L’exil allemand et le retour au pays
Cependant, la patience du réalisateur avec ses censeurs communistes est soumise à de trop rudes épreuves et n’est pas sans limites. Ainsi, en 1987, il décide de couper les ponts et de s’exiler. Il s’installe à Munich et continue à travailler dans les studios allemands mais cette activité ne lui apporte pas une véritable satisfaction :
« Je pense que les films que j’ai réalisés en Allemagne ne sont pas très importants parce que je suis parti en Allemagne pour tourner un conte de fées. J’avais déjà tourné deux contes et ils me considéraient comme spécialiste du genre bien que les contes de fées ne soient pas mon genre préféré. J’ai été obligé de les tourner parce que je devais gagner ma vie. Mes films réalisés en Allemagne ne sont donc pas très intéressants pour moi, ceux que j’ai pu faire en Tchéquie étaient plus intéressants. »

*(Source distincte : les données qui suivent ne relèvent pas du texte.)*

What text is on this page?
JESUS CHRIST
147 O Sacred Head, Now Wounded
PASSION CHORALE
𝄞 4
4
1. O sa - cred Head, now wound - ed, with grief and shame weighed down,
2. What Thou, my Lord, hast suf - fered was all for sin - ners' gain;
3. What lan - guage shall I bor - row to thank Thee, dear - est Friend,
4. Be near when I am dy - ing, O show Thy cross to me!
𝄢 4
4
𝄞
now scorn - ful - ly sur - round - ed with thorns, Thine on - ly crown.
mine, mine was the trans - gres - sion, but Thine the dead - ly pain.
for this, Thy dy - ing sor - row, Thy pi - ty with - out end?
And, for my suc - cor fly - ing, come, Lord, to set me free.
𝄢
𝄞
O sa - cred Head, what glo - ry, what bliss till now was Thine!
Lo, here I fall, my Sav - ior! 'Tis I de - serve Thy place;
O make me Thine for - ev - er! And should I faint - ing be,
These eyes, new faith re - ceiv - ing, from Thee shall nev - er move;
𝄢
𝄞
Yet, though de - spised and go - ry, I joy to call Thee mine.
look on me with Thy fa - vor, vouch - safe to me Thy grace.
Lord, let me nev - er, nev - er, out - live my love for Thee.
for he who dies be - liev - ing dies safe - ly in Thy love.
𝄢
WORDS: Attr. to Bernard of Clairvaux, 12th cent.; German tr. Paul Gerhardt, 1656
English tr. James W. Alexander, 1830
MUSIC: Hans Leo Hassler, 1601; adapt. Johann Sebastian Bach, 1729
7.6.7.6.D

Après la chute du régime communiste en 1989, Juraj Herz retourne dans son pays et poursuit son œuvre de cinéaste. En 1994 et 1996 il collabore entre autres avec la télévision française et signe deux épisodes de la série des Maigret avec Bruno Crémer dans le rôle principal. Sa filmographie s’arrête en 2010 lorsqu’il réalise en coproduction germano-tchèque le film Habermannův mlýn ("Le moulin d’Habermann"), une œuvre qui suscite des réactions contradictoires car elle évoque la coexistence difficile des Tchèques et des Allemands dans les Sudètes.